7 de junio de 2012

El baúl.

Eran las cinco en punto de la madrugada. Comprobó que la calle estaba desierta y metió el baúl en el maletero del coche. Pesaba mucho. Las manos le brillaban debido al sudor que le producía el pánico por el asesinato que había cometido aquella noche. “Fue un accidente. Yo no quería matarla”. Arrancó y se incorporó a la calzada, teniendo cuidado de indicarlo con el intermitente. Giró a la izquierda y confirmó su sospecha: una patrulla de policía le seguía a una distancia prudencial.
Empezó a ponerse nervioso. Dio la vuelta a una rotonda sin dejar de mirar por el espejo retrovisor. El coche de policía continuaba ahí. Paró en un stop, en dos, en tres. Nada.

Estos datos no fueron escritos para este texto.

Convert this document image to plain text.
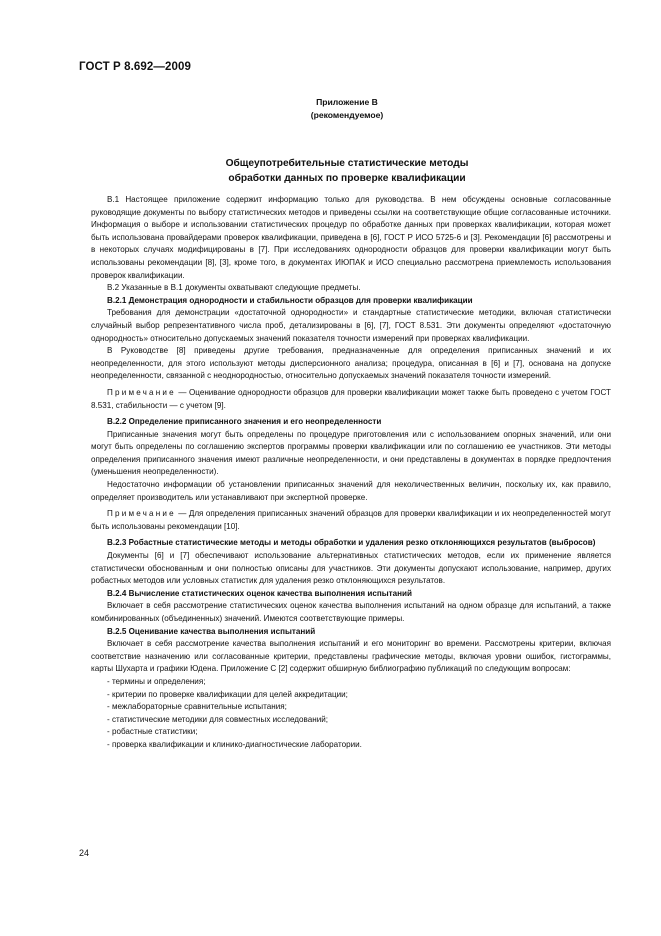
ГОСТ Р 8.692—2009
Приложение В
(рекомендуемое)
Общеупотребительные статистические методы
обработки данных по проверке квалификации

В.1 Настоящее приложение содержит информацию только для руководства. В нем обсуждены основные согласованные руководящие документы по выбору статистических методов и приведены ссылки на соответствующие общие согласованные источники. Информация о выборе и использовании статистических процедур по обработке данных при проверках квалификации, которая может быть использована провайдерами проверок квалификации, приведена в [6], ГОСТ Р ИСО 5725-6 и [3]. Рекомендации [6] рассмотрены и в некоторых случаях модифицированы в [7]. При исследованиях однородности образцов для проверки квалификации могут быть использованы рекомендации [8], [3], кроме того, в документах ИЮПАК и ИСО специально рассмотрена приемлемость использования проверок квалификации.

В.2 Указанные в В.1 документы охватывают следующие предметы.

В.2.1 Демонстрация однородности и стабильности образцов для проверки квалификации

Требования для демонстрации «достаточной однородности» и стандартные статистические методики, включая статистически случайный выбор репрезентативного числа проб, детализированы в [6], [7], ГОСТ 8.531. Эти документы определяют «достаточную однородность» относительно допускаемых значений показателя точности измерений при проверках квалификации.

В Руководстве [8] приведены другие требования, предназначенные для определения приписанных значений и их неопределенности, для этого используют методы дисперсионного анализа; процедура, описанная в [6] и [7], основана на допуске неопределенности, связанной с неоднородностью, относительно допускаемых значений показателя точности измерений.

Примечание — Оценивание однородности образцов для проверки квалификации может также быть проведено с учетом ГОСТ 8.531, стабильности — с учетом [9].

В.2.2 Определение приписанного значения и его неопределенности

Приписанные значения могут быть определены по процедуре приготовления или с использованием опорных значений, или они могут быть определены по соглашению экспертов программы проверки квалификации или по соглашению ее участников. Эти методы определения приписанного значения имеют различные неопределенности, и они представлены в документах в порядке предпочтения (уменьшения неопределенности).

Недостаточно информации об установлении приписанных значений для неколичественных величин, поскольку их, как правило, определяет производитель или устанавливают при экспертной проверке.

Примечание — Для определения приписанных значений образцов для проверки квалификации и их неопределенностей могут быть использованы рекомендации [10].

В.2.3 Робастные статистические методы и методы обработки и удаления резко отклоняющихся результатов (выбросов)

Документы [6] и [7] обеспечивают использование альтернативных статистических методов, если их применение является статистически обоснованным и они полностью описаны для участников. Эти документы допускают использование, например, других робастных методов или условных статистик для удаления резко отклоняющихся результатов.

В.2.4 Вычисление статистических оценок качества выполнения испытаний

Включает в себя рассмотрение статистических оценок качества выполнения испытаний на одном образце для испытаний, а также комбинированных (объединенных) значений. Имеются соответствующие примеры.

В.2.5 Оценивание качества выполнения испытаний

Включает в себя рассмотрение качества выполнения испытаний и его мониторинг во времени. Рассмотрены критерии, включая соответствие назначению или согласованные критерии, представлены графические методы, включая уровни ошибок, гистограммы, карты Шухарта и графики Юдена. Приложение С [2] содержит обширную библиографию публикаций по следующим вопросам:

- термины и определения;
- критерии по проверке квалификации для целей аккредитации;
- межлабораторные сравнительные испытания;
- статистические методики для совместных исследований;
- робастные статистики;
- проверка квалификации и клинико-диагностические лаборатории.
24
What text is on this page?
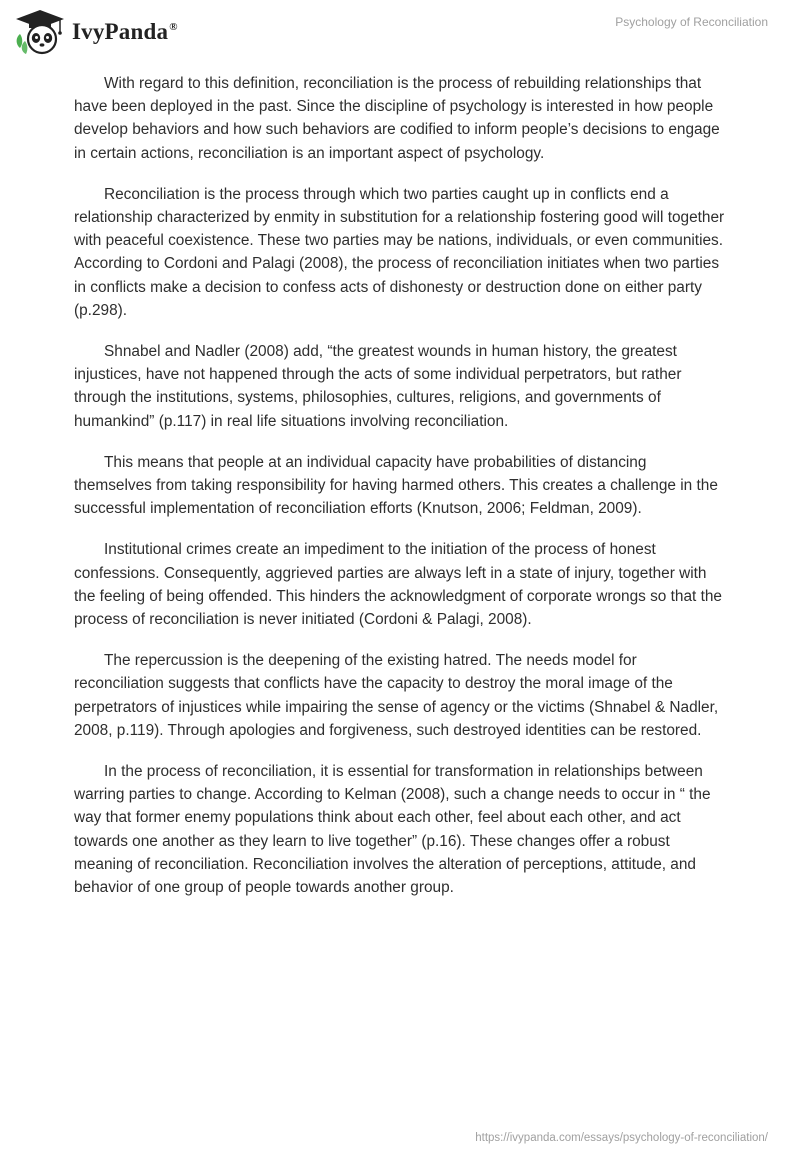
IvyPanda®	Psychology of Reconciliation

With regard to this definition, reconciliation is the process of rebuilding relationships that have been deployed in the past. Since the discipline of psychology is interested in how people develop behaviors and how such behaviors are codified to inform people’s decisions to engage in certain actions, reconciliation is an important aspect of psychology.

Reconciliation is the process through which two parties caught up in conflicts end a relationship characterized by enmity in substitution for a relationship fostering good will together with peaceful coexistence. These two parties may be nations, individuals, or even communities. According to Cordoni and Palagi (2008), the process of reconciliation initiates when two parties in conflicts make a decision to confess acts of dishonesty or destruction done on either party (p.298).

Shnabel and Nadler (2008) add, “the greatest wounds in human history, the greatest injustices, have not happened through the acts of some individual perpetrators, but rather through the institutions, systems, philosophies, cultures, religions, and governments of humankind” (p.117) in real life situations involving reconciliation.

This means that people at an individual capacity have probabilities of distancing themselves from taking responsibility for having harmed others. This creates a challenge in the successful implementation of reconciliation efforts (Knutson, 2006; Feldman, 2009).

Institutional crimes create an impediment to the initiation of the process of honest confessions. Consequently, aggrieved parties are always left in a state of injury, together with the feeling of being offended. This hinders the acknowledgment of corporate wrongs so that the process of reconciliation is never initiated (Cordoni & Palagi, 2008).

The repercussion is the deepening of the existing hatred. The needs model for reconciliation suggests that conflicts have the capacity to destroy the moral image of the perpetrators of injustices while impairing the sense of agency or the victims (Shnabel & Nadler, 2008, p.119). Through apologies and forgiveness, such destroyed identities can be restored.

In the process of reconciliation, it is essential for transformation in relationships between warring parties to change. According to Kelman (2008), such a change needs to occur in “ the way that former enemy populations think about each other, feel about each other, and act towards one another as they learn to live together” (p.16). These changes offer a robust meaning of reconciliation. Reconciliation involves the alteration of perceptions, attitude, and behavior of one group of people towards another group.

https://ivypanda.com/essays/psychology-of-reconciliation/
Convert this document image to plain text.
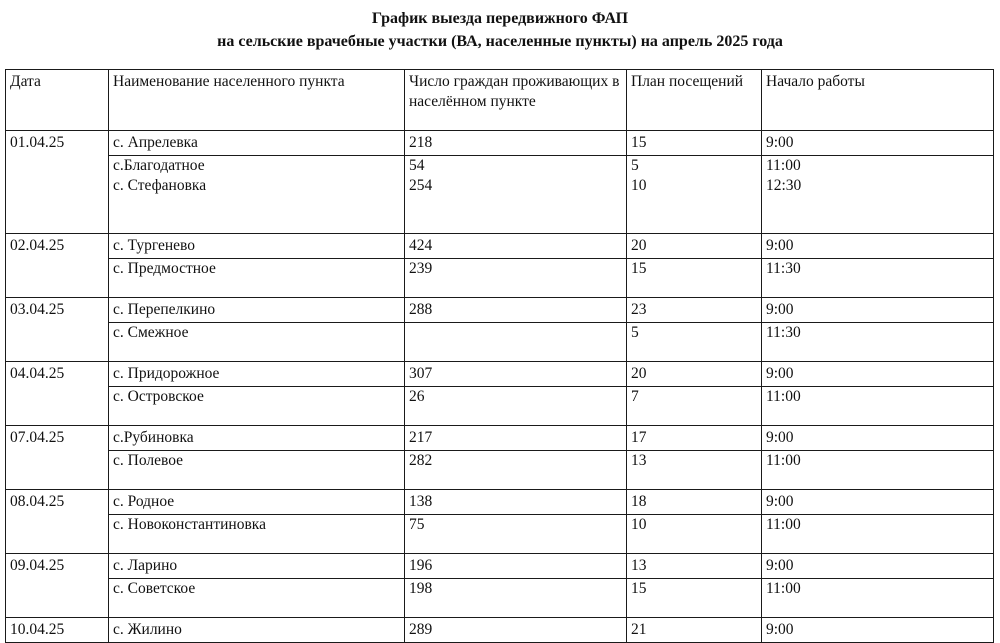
График выезда передвижного ФАП
на сельские врачебные участки (ВА, населенные пункты) на апрель 2025 года
Дата	Наименование населенного пункта	Число граждан проживающих в населённом пункте	План посещений	Начало работы
01.04.25	с. Апрелевка	218	15	9:00
	с.Благодатное	54	5	11:00
	с. Стефановка	254	10	12:30

02.04.25	с. Тургенево	424	20	9:00
	с. Предмостное	239	15	11:30

03.04.25	с. Перепелкино	288	23	9:00
	с. Смежное		5	11:30

04.04.25	с. Придорожное	307	20	9:00
	с. Островское	26	7	11:00

07.04.25	с.Рубиновка	217	17	9:00
	с. Полевое	282	13	11:00

08.04.25	с. Родное	138	18	9:00
	с. Новоконстантиновка	75	10	11:00

09.04.25	с. Ларино	196	13	9:00
	с. Советское	198	15	11:00

10.04.25	с. Жилино	289	21	9:00
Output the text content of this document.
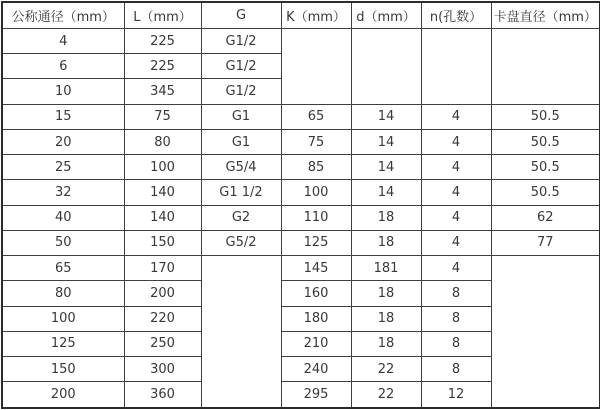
公称通径（mm）	L（mm）	G	K（mm）	d（mm）	n(孔数）	卡盘直径（mm）
4	225	G1/2				
6	225	G1/2				
10	345	G1/2				
15	75	G1	65	14	4	50.5
20	80	G1	75	14	4	50.5
25	100	G5/4	85	14	4	50.5
32	140	G1 1/2	100	14	4	50.5
40	140	G2	110	18	4	62
50	150	G5/2	125	18	4	77
65	170		145	181	4	
80	200		160	18	8	
100	220		180	18	8	
125	250		210	18	8	
150	300		240	22	8	
200	360		295	22	12	
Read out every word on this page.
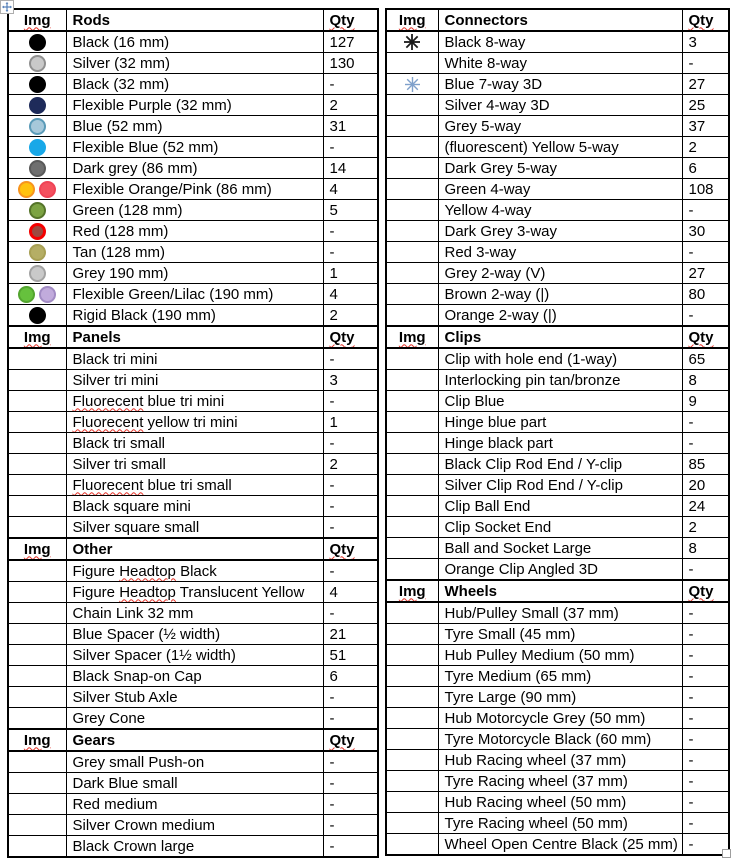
Img	Rods	Qty
	Black (16 mm)	127
	Silver (32 mm)	130
	Black (32 mm)	-
	Flexible Purple (32 mm)	2
	Blue (52 mm)	31
	Flexible Blue (52 mm)	-
	Dark grey (86 mm)	14
	Flexible Orange/Pink (86 mm)	4
	Green (128 mm)	5
	Red (128 mm)	-
	Tan (128 mm)	-
	Grey 190 mm)	1
	Flexible Green/Lilac (190 mm)	4
	Rigid Black (190 mm)	2
Img	Panels	Qty
	Black tri mini	-
	Silver tri mini	3
	Fluorecent blue tri mini	-
	Fluorecent yellow tri mini	1
	Black tri small	-
	Silver tri small	2
	Fluorecent blue tri small	-
	Black square mini	-
	Silver square small	-
Img	Other	Qty
	Figure Headtop Black	-
	Figure Headtop Translucent Yellow	4
	Chain Link 32 mm	-
	Blue Spacer (½ width)	21
	Silver Spacer (1½ width)	51
	Black Snap-on Cap	6
	Silver Stub Axle	-
	Grey Cone	-
Img	Gears	Qty
	Grey small Push-on	-
	Dark Blue small	-
	Red medium	-
	Silver Crown medium	-
	Black Crown large	-
Img	Connectors	Qty
	Black 8-way	3
	White 8-way	-
	Blue 7-way 3D	27
	Silver 4-way 3D	25
	Grey 5-way	37
	(fluorescent) Yellow 5-way	2
	Dark Grey 5-way	6
	Green 4-way	108
	Yellow 4-way	-
	Dark Grey 3-way	30
	Red 3-way	-
	Grey 2-way (V)	27
	Brown 2-way (|)	80
	Orange 2-way (|)	-
Img	Clips	Qty
	Clip with hole end (1-way)	65
	Interlocking pin tan/bronze	8
	Clip Blue	9
	Hinge blue part	-
	Hinge black part	-
	Black Clip Rod End / Y-clip	85
	Silver Clip Rod End / Y-clip	20
	Clip Ball End	24
	Clip Socket End	2
	Ball and Socket Large	8
	Orange Clip Angled 3D	-
Img	Wheels	Qty
	Hub/Pulley Small (37 mm)	-
	Tyre Small (45 mm)	-
	Hub Pulley Medium (50 mm)	-
	Tyre Medium (65 mm)	-
	Tyre Large (90 mm)	-
	Hub Motorcycle Grey (50 mm)	-
	Tyre Motorcycle Black (60 mm)	-
	Hub Racing wheel (37 mm)	-
	Tyre Racing wheel (37 mm)	-
	Hub Racing wheel (50 mm)	-
	Tyre Racing wheel (50 mm)	-
	Wheel Open Centre Black (25 mm)	-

Decidió modificar el rumbo y se incorporó a la autovía de forma extrañamente pausada. Le incomodaba el mueble que llevaba atrás. Era herencia de su abuela, una pieza de anticuario del que ya se habría desprendido de no ser por ese maldito coche que llenaba de miedo hasta el más recóndito espacio de aquel vehículo que se había convertido en coche fúnebre por casualidad.
El sonido ronco de la sirena le hizo palidecer. “Pare en el arcén”. Quiso huir, pero las piernas no le respondieron.  Bajó lentamente la ventana pero su mirada permaneció perdida en el horizonte.
“Enhorabuena, señor. Acaba de ganar el premio al mejor conductor del año. Ha sido usted elegido aleatoriamente de entre aquellos que mantienen inmaculado su expediente de tráfico y hemos constatado que, efectivamente, no comete usted infracción alguna. Solo nos queda comprobar que lleva en su vehículo todos los accesorios obligatorios. ¿Puede abrir el maletero, por favor?”